US physicist who, with Henry Way Kendall and Richard E Taylor, was awarded the Nobel Prize for Physics in 1990 for their pioneering investigations into high-energy electrons colliding with protons and neutrons. These were important in developing the quark model of particle physics.

In 1970, Friedman, Taylor, and Kendall led a team working at SLAC, the Stanford Linear Accelerator Center (now called the SLAC National Accelerator Center) in California. Their experiments involved bombarding protons (and later neutrons) with high-energy electrons. They knew from earlier experiments that the proton had a small but finite volume and believed that high-energy electrons would suffer only small deflections as they passed through the protons. However they found that the electrons were sometimes scattered through large angles inside the proton.

This result was interpreted by theorists James D Bjorken and Richard P Feynman. They suggested that the electrons were hitting hard point-like objects inside the proton. These objects were soon shown to be quarks, particles whose existence had been proposed independently by Murray Gell-Mann and George Zweig in 1964. Today quarks are recognized as amongst the most fundamental building blocks of matter.

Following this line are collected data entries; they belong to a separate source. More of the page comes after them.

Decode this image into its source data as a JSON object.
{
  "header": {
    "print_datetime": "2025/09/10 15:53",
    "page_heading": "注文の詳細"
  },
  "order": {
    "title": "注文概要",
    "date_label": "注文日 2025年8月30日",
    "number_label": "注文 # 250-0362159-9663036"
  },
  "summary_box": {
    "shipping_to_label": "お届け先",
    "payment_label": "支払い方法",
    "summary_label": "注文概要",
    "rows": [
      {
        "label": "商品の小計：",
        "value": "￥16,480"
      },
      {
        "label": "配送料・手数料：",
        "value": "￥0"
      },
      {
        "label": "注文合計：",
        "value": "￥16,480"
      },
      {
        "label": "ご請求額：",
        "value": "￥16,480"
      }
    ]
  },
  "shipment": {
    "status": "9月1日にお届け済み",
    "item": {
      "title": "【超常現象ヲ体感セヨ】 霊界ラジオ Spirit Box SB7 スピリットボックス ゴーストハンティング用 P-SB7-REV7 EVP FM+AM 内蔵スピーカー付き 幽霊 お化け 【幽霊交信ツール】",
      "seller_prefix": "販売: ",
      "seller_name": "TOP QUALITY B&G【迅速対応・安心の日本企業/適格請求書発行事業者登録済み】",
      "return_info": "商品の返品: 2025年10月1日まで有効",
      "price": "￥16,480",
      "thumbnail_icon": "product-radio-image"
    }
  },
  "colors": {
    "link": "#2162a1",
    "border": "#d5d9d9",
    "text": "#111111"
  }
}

Friedman was born in Chicago, Illinois, USA, and educated at the University of Chicago, where he completed his doctorate in 1956. In 1957 he joined the High-Energy Physics laboratory at Stanford University, California, as a research associate and learned the techniques used in electron scattering experiments. At Stanford he began his long association with Henry Kendall and became acquainted with Richard Taylor. In 1960 he went to the physics department of the Massachusetts Insitute of Technology (MIT). Kendall joined his research group in 1961. In 1963 Friedman and Kendall began a collaboration with Taylor and others at Stanford to develop electron scattering facilities at the Stanford Linear Accelerator Center. In 1980 he became director of the laboratory for nuclear science at MIT and then served as head of the physics department 1983–88, when he returned to full-time teaching and research.